There were of course the ongoing efforts by intelligence agencies to identify personnel, plans and locations. Efforts by Treasury to disrupt terror financing.

But the most effective weapon against terrorists was one that most Americans were unfamiliar with in the aftermath of September 11th – aerial drones.

The first use of a Predator drone as a weapon occurred in Afghanistan in 2001. It was a CIA mission, and the operation had been highly classified, as this was a relatively new capability.

This new dimension to warfare grew rapidly with the deployment of more sophisticated drones that could be used for surveillance and attack. As intelligence gathering platforms and tools to root out terrorists, the drone program added a potent new capability to the US arsenal, specifically tailored for the enemy it hunted.

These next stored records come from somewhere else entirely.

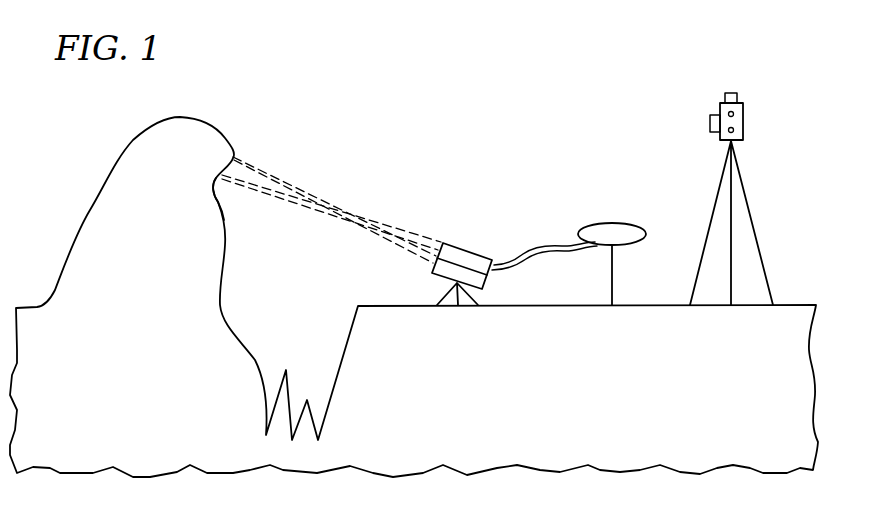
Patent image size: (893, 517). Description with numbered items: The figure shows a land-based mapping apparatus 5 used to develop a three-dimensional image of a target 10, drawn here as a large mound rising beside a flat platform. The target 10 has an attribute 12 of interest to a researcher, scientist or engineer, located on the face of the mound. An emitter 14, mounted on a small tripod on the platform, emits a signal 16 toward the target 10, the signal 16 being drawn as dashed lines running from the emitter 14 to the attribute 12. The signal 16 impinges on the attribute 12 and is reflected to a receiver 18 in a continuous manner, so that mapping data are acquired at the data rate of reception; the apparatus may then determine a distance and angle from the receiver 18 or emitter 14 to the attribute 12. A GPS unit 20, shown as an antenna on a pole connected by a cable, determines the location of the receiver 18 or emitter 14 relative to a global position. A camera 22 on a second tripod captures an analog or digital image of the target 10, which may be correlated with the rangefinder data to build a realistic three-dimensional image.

The mapping apparatus 5 is at (498, 184).
The target 10 is at (256, 119).
The attribute 12 is at (213, 201).
The emitter 14 is at (468, 247).
The signal 16 is at (308, 188).
The receiver 18 is at (487, 282).
The GPS unit 20 is at (623, 223).
The camera 22 is at (745, 122).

Instead of attacks that put American lives at risk, that required large, high explosives to guarantee effectiveness that would entail collateral damage and civilian deaths, the drone program allowed for highly specific targeting of suspected terrorists, with the flexibility to attack at places where there would be the most limited collateral impact.

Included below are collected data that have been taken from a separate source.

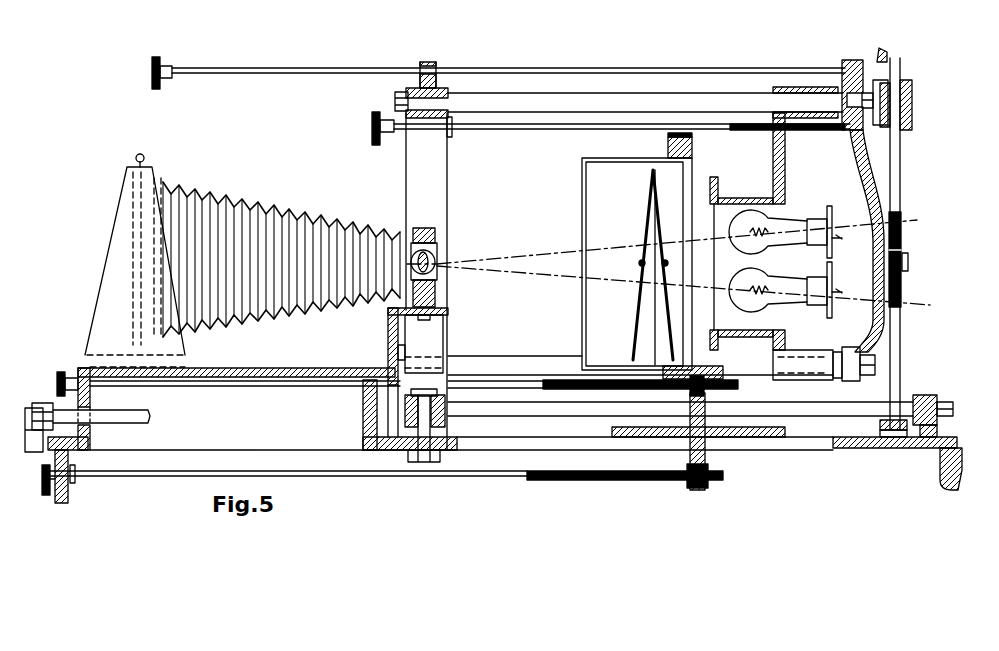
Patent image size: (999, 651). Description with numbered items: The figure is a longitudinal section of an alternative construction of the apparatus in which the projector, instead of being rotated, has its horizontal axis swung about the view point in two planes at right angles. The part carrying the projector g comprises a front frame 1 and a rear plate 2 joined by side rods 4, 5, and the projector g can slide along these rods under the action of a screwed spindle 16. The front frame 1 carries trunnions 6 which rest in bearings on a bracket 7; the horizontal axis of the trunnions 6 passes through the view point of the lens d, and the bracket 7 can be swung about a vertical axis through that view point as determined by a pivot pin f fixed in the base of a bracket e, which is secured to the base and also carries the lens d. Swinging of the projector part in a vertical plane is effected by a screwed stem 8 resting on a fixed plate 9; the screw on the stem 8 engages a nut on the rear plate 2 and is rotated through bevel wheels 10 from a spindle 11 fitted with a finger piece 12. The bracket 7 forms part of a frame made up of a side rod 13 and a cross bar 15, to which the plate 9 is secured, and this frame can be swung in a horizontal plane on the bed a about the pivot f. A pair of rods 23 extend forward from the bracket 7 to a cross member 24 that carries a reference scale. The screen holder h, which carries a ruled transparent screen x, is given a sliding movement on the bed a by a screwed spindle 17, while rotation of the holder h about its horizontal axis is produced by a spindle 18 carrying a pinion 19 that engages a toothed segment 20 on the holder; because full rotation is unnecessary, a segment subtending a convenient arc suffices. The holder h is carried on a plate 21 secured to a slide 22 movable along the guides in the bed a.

The front frame 1 is at (449, 176).
The rear plate 2 is at (861, 153).
The side rod 4 is at (550, 113).
The side rod 5 is at (527, 356).
The trunnions 6 is at (437, 280).
The bracket 7 is at (445, 330).
The screwed stem 8 is at (901, 188).
The fixed plate 9 is at (890, 438).
The bevel wheels 10 is at (903, 80).
The spindle 11 is at (622, 70).
The finger piece 12 is at (155, 65).
The side rod 13 is at (517, 418).
The cross bar 15 is at (931, 396).
The screwed spindle 16 is at (476, 129).
The screwed spindle 17 is at (515, 479).
The spindle 18 is at (217, 387).
The pinion 19 is at (668, 392).
The toothed segment 20 is at (683, 365).
The plate 21 is at (693, 153).
The slide 22 is at (712, 437).
The rods 23 is at (148, 420).
The cross member 24 is at (33, 450).
The bed a is at (850, 441).
The lens d is at (434, 259).
The bracket e is at (390, 414).
The pivot pin f is at (417, 451).
The projector g is at (758, 198).
The screen holder h is at (615, 158).
The transparent screen x is at (655, 232).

Since the drones flew high, were compact and quiet, there was almost no defense against them.

Over the course of a decade, the expanded drone program, coupled with the ability to generate real-time intelligence and the availability of highly trained and experienced Special Forces, became elements of the most potent fighting force in the world.

That became obvious in the bin Laden operation.

US intelligence was able to locate bin Laden within the 870,000 square miles of land mass that comprises Afghanistan/Pakistan combined.

US Special Forces were able to penetrate Pakistani airspace unseen, fly to a compound that was a little more than half an acre in size, located less than a mile from the Pakistani military academy. Within forty minutes, and despite losing a helicopter, the team engaged fighters, found and killed bin Laden, and withdrew without causing any damage beyond the the bin Laden compound.

It was the most precise, targeted operation since US intelligence had broken the Japanese naval code and determined the flight plan of Admiral Yamamoto – allowing US fighters to shoot down his plane in 1943.

 But the similarity ends there as in the case of bin Laden, it was an operation that was orders of magnitude more complex, logistically and politically.

There is something both satisfying and appropriate that bin Laden’s death did not come at the end of missile launch from miles away; instantaneous and antiseptic. Bin Laden believed that America was weak and easily beaten. He had little regard for the US penchant to fire missiles from far away to attack enemies, unwilling to risk lives in pursuit of national goals.

So what must have been going through bin Laden’s mind in his final moments as he realized that his nemesis had found him, and had come to get him in person, in the form of US Navy SEALs.

As Pearl Harbor led to Tokyo Bay, so September 11th led to May 2nd, nearly a decade later.

In both cases, the US military improvised, learned and adapted; becoming a far more lethal adversary as a result. In the process, it upheld long-standing traditions and high ideals. Indeed, is the courage, resourcefulness and sheer determination of our military and intelligence forces today that give pause to any would be terrorist or enemy.

You can run, but you cannot hide.

Our profound debt of gratitude for such selfless and able service to our nation should be constantly recognized and honored.